С самого начала на состояние Винсента в Овере была брошена тень быстрого отъезда из Парижа из-за ненормального семейного положения, и это внутрисемейное напряжение вызвало в нем продолжительную депрессию. Он ясно выразил это в письме от 23 мая: «Учитывая обычное положение вещей, я все-таки надеюсь написать пару строчек о вас. Даже если посмотреть на вещи так, как они есть, — ну да, я нахожу в вас все несколько ниже, и мне самому нужно уйти теперь подальше, чтобы обрести покой… С другой стороны, я очень опасаюсь того, что был взволнован, и странно то, что у меня нет никакого понятия, каким образом я уехал… Я надеюсь на то, что мы увидимся, для этого есть пути и средства… Определенно только одно: мы должны все вместе думать о маленьком, и Иоханна должна сказать, чего она хочет. Тео и я должны будем присоединиться к ее мнению. В это мгновение мне хотелось бы еще одно сказать: я считаю, что всем нам нужно успокоиться. Я чувствую себя промахом».

Это письмо Винсента Арнольд был вправе истолковать как «стремление быть рядом с братом, как крик о помощи и сигнал бедствия». К сожалению, только единственный раз 8 июня состоялся короткий визит, который Винсенту навеял «прекрасные воспоминания». В середине июня это страстное желание любви и дружбы выразилось в письме к Гогену, к которому он чувствовал почти навязчивую симпатию: «Уверяю Вас, что я с момента своего возвращения каждый день думал о Вас», — подчеркивал он. О том, какую привязанность он чувствовал к Гогену, Винсент рассказал Тео в письме от 17 июня, где он повторял, что хотел бы съездить в Бретань к Гогену, что он мог бы последовать за ним даже на Мадагаскар, хотя знал, что это «почти невозможно».

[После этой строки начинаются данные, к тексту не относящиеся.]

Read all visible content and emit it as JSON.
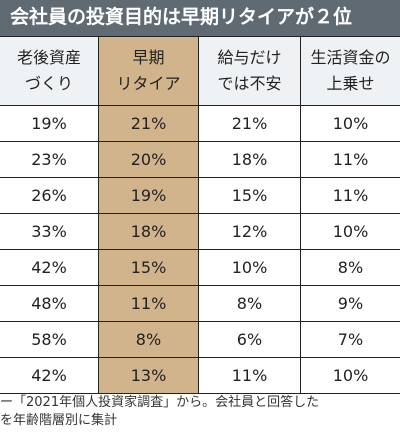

24 июня Ван Гог сообщил брату, что выполнил портрет 16-летней дочери хозяина дома, Аделины. Эта девушка не только правдиво описала внешний вид художника и его манеру работать, но и подробно, объективно рассказала о смерти художника. В 1953 году в своем интервью она говорила: «Он ходил, склонив голову набок; на ту сторону, где у него отсутствовало ухо, которое было гладко срезано. Я не считала его красивым, и он разговаривал со мной очень мало, но он был таким простым и хорошим; его губы всегда слегка улыбались, и этим он был очень привлекателен. Его очень ценили в нашей семье. Когда он рисовал, то был очень сосредоточен и его трубка непрерывно испускала облака дыма… Его живопись пугала меня своей силой, и я ничего подобного не встречала».